I got Penny to eventually remain calm with her nose touching the fence (not quickly, it took lots of patience) and even when dogs ran up curiously to see why a dog was on the other side of the fence. This created a solid foundation for agility. She watches dogs running their course but glances to me for a treat instead of barking at the dogs like she used to.


----------



## lloyddobler (Nov 30, 2014)

Eclipse said:


> What worked for me with my dog's fear reactivity was the Look at That Game. Basic idea: keep at a distance where the dog is under threshold in training sessions.
> 
> So, I would take Penny to an active dog park - five acre lake that usually has 10-20 barking, running, swimming dogs. I filled a small jar with the highest possible value treat - peanut butter.
> 
> ...


Thank you! That's wonderful you found something that helped you so much!!! I actually had a trainer suggest something similar to me in the past, but am concerned that people will let their dogs run free in the parking lot and put us in a position where a dog approaches us and we have nowhere to go. Did you have any issues with that at all? How often did you take her there? Every day? Once a week? I'm now thinking about all the dog parks in my area to figure out the best one for this type of activity where there would be less risk of owners letting their dogs run loose in parking lots, etc.


----------



## Eclipse (Apr 21, 2014)

lloyddobler said:


> Thank you! That's wonderful you found something that helped you so much!!! I actually had a trainer suggest something similar to me in the past, but am concerned that people will let their dogs run free in the parking lot and put us in a position where a dog approaches us and we have nowhere to go. Did you have any issues with that at all? How often did you take her there? Every day? Once a week? I'm now thinking about all the dog parks in my area to figure out the best one for this type of activity where there would be less risk of owners letting their dogs run loose in parking lots, etc.

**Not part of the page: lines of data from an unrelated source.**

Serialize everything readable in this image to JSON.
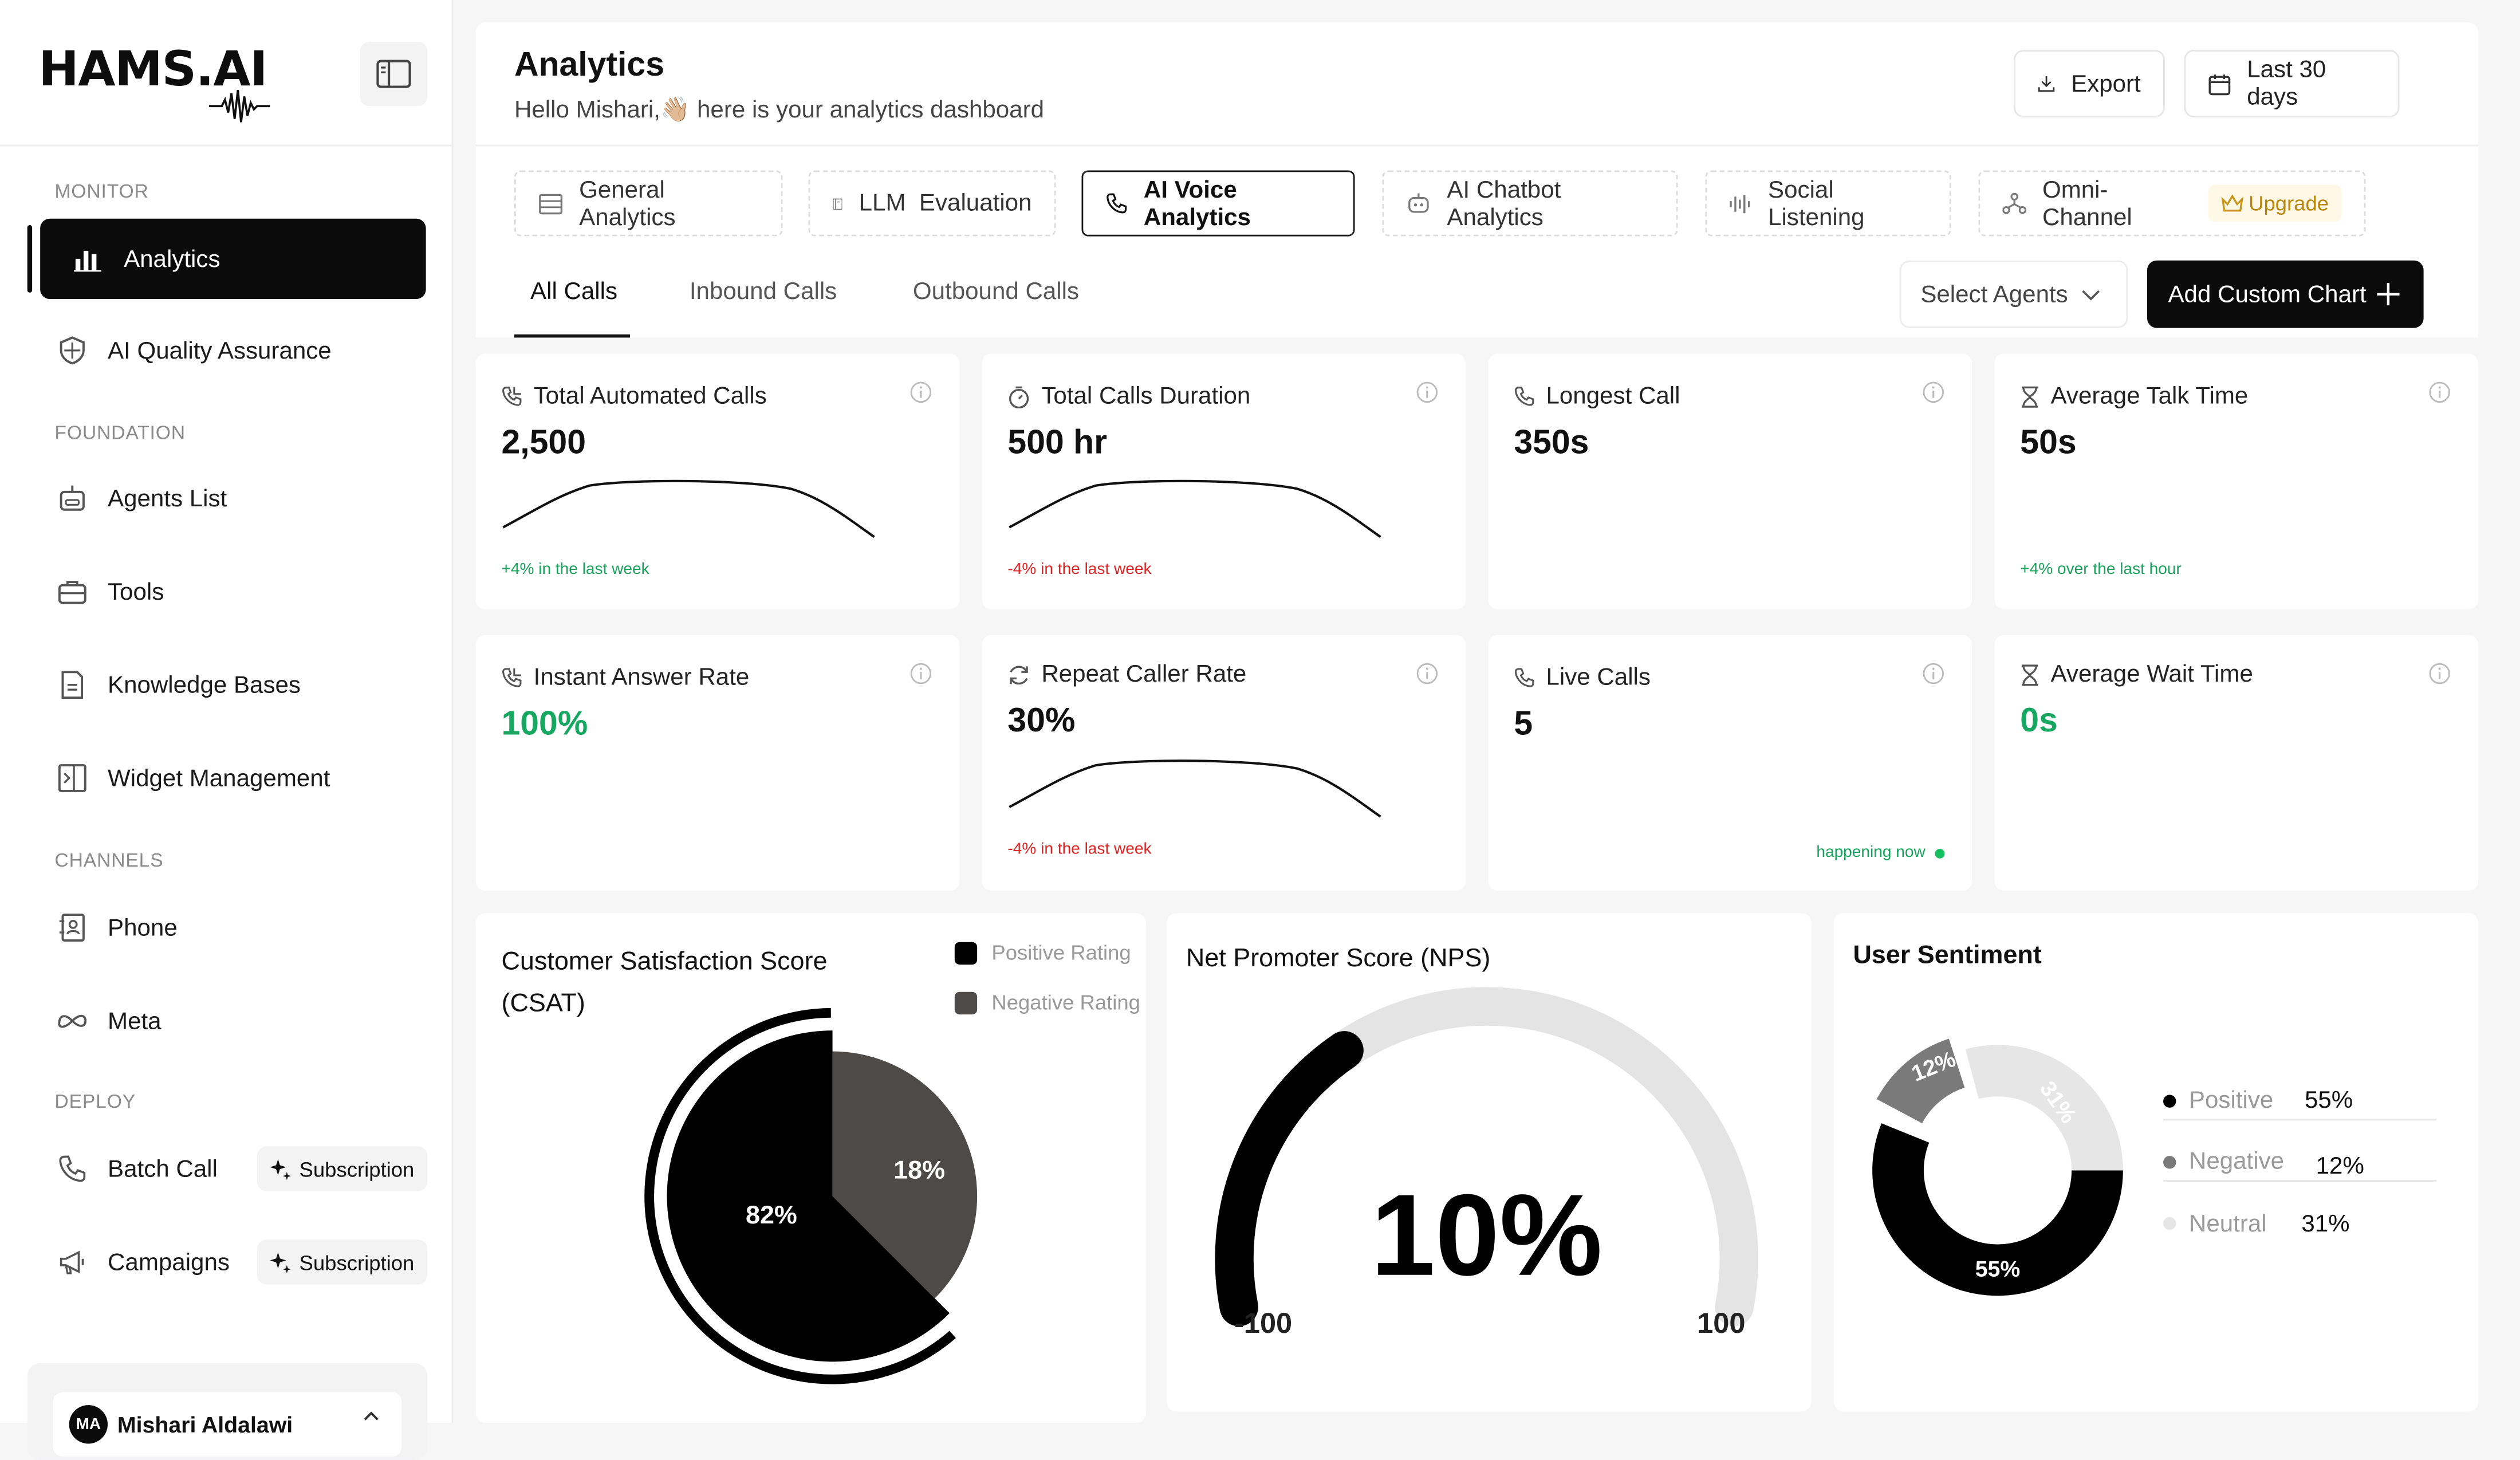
{
  "app": {
    "logo": "HAMS.AI"
  },
  "sidebar": {
    "sections": {
      "monitor": "MONITOR",
      "foundation": "FOUNDATION",
      "channels": "CHANNELS",
      "deploy": "DEPLOY"
    },
    "items": [
      {
        "label": "Analytics",
        "icon": "bar-chart-icon"
      },
      {
        "label": "AI Quality Assurance",
        "icon": "shield-icon"
      },
      {
        "label": "Agents List",
        "icon": "robot-icon"
      },
      {
        "label": "Tools",
        "icon": "briefcase-icon"
      },
      {
        "label": "Knowledge Bases",
        "icon": "document-icon"
      },
      {
        "label": "Widget Management",
        "icon": "widget-icon"
      },
      {
        "label": "Phone",
        "icon": "contact-book-icon"
      },
      {
        "label": "Meta",
        "icon": "meta-icon"
      },
      {
        "label": "Batch Call",
        "icon": "phone-icon",
        "badge": "Subscription"
      },
      {
        "label": "Campaigns",
        "icon": "megaphone-icon",
        "badge": "Subscription"
      }
    ],
    "user": {
      "initials": "MA",
      "name": "Mishari Aldalawi"
    }
  },
  "header": {
    "title": "Analytics",
    "subtitle": "Hello Mishari,👋🏼 here is your analytics dashboard",
    "export_label": "Export",
    "date_range_label": "Last 30 days"
  },
  "tabs": [
    {
      "label": "General Analytics"
    },
    {
      "label": "LLM  Evaluation"
    },
    {
      "label": "AI Voice Analytics"
    },
    {
      "label": "AI Chatbot Analytics"
    },
    {
      "label": "Social Listening"
    },
    {
      "label": "Omni-Channel",
      "badge": "Upgrade"
    }
  ],
  "subtabs": [
    {
      "label": "All Calls"
    },
    {
      "label": "Inbound Calls"
    },
    {
      "label": "Outbound Calls"
    }
  ],
  "controls": {
    "select_agents": "Select Agents",
    "add_chart": "Add Custom Chart"
  },
  "stats": [
    {
      "title": "Total Automated Calls",
      "value": "2,500",
      "delta": "+4% in the last week"
    },
    {
      "title": "Total Calls Duration",
      "value": "500 hr",
      "delta": "-4% in the last week"
    },
    {
      "title": "Longest Call",
      "value": "350s"
    },
    {
      "title": "Average Talk Time",
      "value": "50s",
      "delta": "+4% over the last hour"
    },
    {
      "title": "Instant Answer Rate",
      "value": "100%"
    },
    {
      "title": "Repeat Caller Rate",
      "value": "30%",
      "delta": "-4% in the last week"
    },
    {
      "title": "Live Calls",
      "value": "5",
      "note": "happening now"
    },
    {
      "title": "Average Wait Time",
      "value": "0s"
    }
  ],
  "csat": {
    "title_line1": "Customer Satisfaction Score",
    "title_line2": "(CSAT)",
    "legend_positive": "Positive Rating",
    "legend_negative": "Negative Rating",
    "positive_label": "82%",
    "negative_label": "18%"
  },
  "nps": {
    "title": "Net Promoter Score (NPS)",
    "value_label": "10%",
    "min_label": "-100",
    "max_label": "100"
  },
  "sentiment": {
    "title": "User Sentiment",
    "rows": [
      {
        "label": "Positive",
        "value": "55%"
      },
      {
        "label": "Negative",
        "value": "12%"
      },
      {
        "label": "Neutral",
        "value": "31%"
      }
    ]
  },
  "chart_data": [
    {
      "type": "pie",
      "categories": [
        "Positive Rating",
        "Negative Rating"
      ],
      "values": [
        82,
        18
      ],
      "colors": [
        "#000000",
        "#4d4a47"
      ]
    },
    {
      "type": "gauge",
      "value": 10,
      "range": [
        -100,
        100
      ]
    },
    {
      "type": "pie",
      "categories": [
        "Positive",
        "Negative",
        "Neutral"
      ],
      "values": [
        55,
        12,
        31
      ],
      "colors": [
        "#000000",
        "#7a7a7a",
        "#e6e6e6"
      ]
    }
  ]
}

What leash laws exist in your area? For my state, it's illegal for dogs to be off leash in any public place outside of dog parks. It's easier for me to handle a loose dog knowing it's not supposed to be off its leash. Loose dogs make me scared because most of them completely blow off their owner's commands + I treat them like they will attack my dog. I carry citronella spray and sometimes a hiking stick for walks, it makes me feel safe. I have sprayed multiple dogs that charged at me. I yell at the dogs if needed.

Some people did not have a leash on their dog when they took them into the park. I kept a diligent eye on dogs and put Penny in the car until the loose dog was in the park or back in their car even if they were far away.

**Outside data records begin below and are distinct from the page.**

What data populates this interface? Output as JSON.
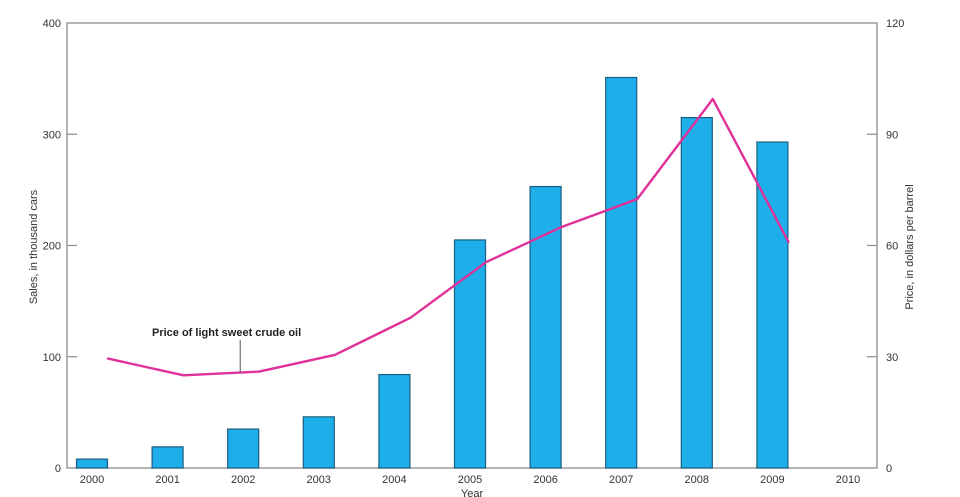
{
  "chart_data": {
    "type": "bar",
    "title": "",
    "xlabel": "Year",
    "ylabel": "Sales, in thousand cars",
    "ylabel_right": "Price, in dollars per barrel",
    "categories": [
      "2000",
      "2001",
      "2002",
      "2003",
      "2004",
      "2005",
      "2006",
      "2007",
      "2008",
      "2009",
      "2010"
    ],
    "ylim": [
      0,
      400
    ],
    "ylim_right": [
      0,
      120
    ],
    "yticks": [
      0,
      100,
      200,
      300,
      400
    ],
    "yticks_right": [
      0,
      30,
      60,
      90,
      120
    ],
    "grid": false,
    "series": [
      {
        "name": "Sales",
        "type": "bar",
        "axis": "left",
        "color": "#1eaee9",
        "edge_color": "#1b5d80",
        "values": [
          8,
          19,
          35,
          46,
          84,
          205,
          253,
          351,
          315,
          293,
          null
        ]
      },
      {
        "name": "Price of light sweet crude oil",
        "type": "line",
        "axis": "right",
        "color": "#e0309a",
        "values": [
          29.5,
          25,
          26,
          30.5,
          40.5,
          55.5,
          65,
          72.5,
          99.5,
          61,
          null
        ]
      }
    ],
    "annotations": [
      {
        "text": "Price of light sweet crude oil",
        "target_series": "Price of light sweet crude oil",
        "target_category": "2002"
      }
    ]
  }
}
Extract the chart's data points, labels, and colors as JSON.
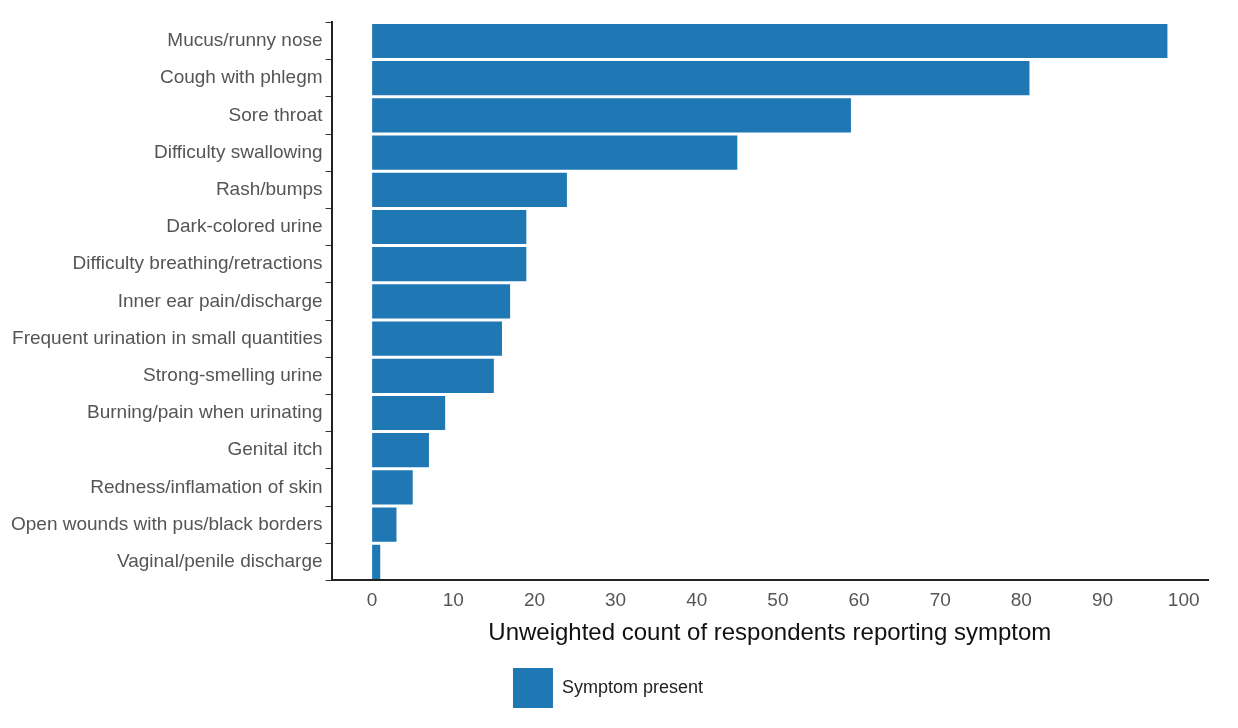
{
  "chart_data": {
    "type": "bar",
    "orientation": "horizontal",
    "xlabel": "Unweighted count of respondents reporting symptom",
    "categories": [
      "Mucus/runny nose",
      "Cough with phlegm",
      "Sore throat",
      "Difficulty swallowing",
      "Rash/bumps",
      "Dark-colored urine",
      "Difficulty breathing/retractions",
      "Inner ear pain/discharge",
      "Frequent urination in small quantities",
      "Strong-smelling urine",
      "Burning/pain when urinating",
      "Genital itch",
      "Redness/inflamation of skin",
      "Open wounds with pus/black borders",
      "Vaginal/penile discharge"
    ],
    "series": [
      {
        "name": "Symptom present",
        "color": "#1f78b4",
        "values": [
          98,
          81,
          59,
          45,
          24,
          19,
          19,
          17,
          16,
          15,
          9,
          7,
          5,
          3,
          1
        ]
      }
    ],
    "xlim": [
      -5,
      103
    ],
    "xticks": [
      0,
      10,
      20,
      30,
      40,
      50,
      60,
      70,
      80,
      90,
      100
    ],
    "grid": false,
    "legend": "bottom"
  }
}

I took Penny there almost every day for I think two - three months. Sometimes I took a day or two off. The park closes in the winter so dogs don't go through the ice. After that I just worked with her once a week at agility lessons where Penny would still have moments going over threshold but I could retreat to an empty room where she was able to think again.


----------



## lloyddobler (Nov 30, 2014)

Eclipse said:


> What leash laws exist in your area? For my state, it's illegal for dogs to be off leash in any public place outside of dog parks. It's easier for me to handle a loose dog knowing it's not supposed to be off its leash. Loose dogs make me scared because most of them completely blow off their owner's commands + I treat them like they will attack my dog. I carry citronella spray and sometimes a hiking stick for walks, it makes me feel safe. I have sprayed multiple dogs that charged at me. I yell at the dogs if needed.
> 
> Some people did not have a leash on their dog when they took them into the park. I kept a diligent eye on dogs and put Penny in the car until the loose dog was in the park or back in their car even if they were far away.
> 
> I took Penny there almost every day for I think two - three months. Sometimes I took a day or two off. The park closes in the winter so dogs don't go through the ice. After that I just worked with her once a week at agility lessons where Penny would still have moments going over threshold but I could retreat to an empty room where she was able to think again.


There are leash laws here, but many ignore them as they aren't highly enforced. I live in Seattle, WA which is a town that has more dogs than children. There are dogs everywhere, which makes this issue even a bigger one! The dog parks are always so busy and chaotic here. I am going to try to find one that is a bit more rural and may be less busy and give it a try. I like the idea of having a stick or something for an emergency.

Thank you!


----------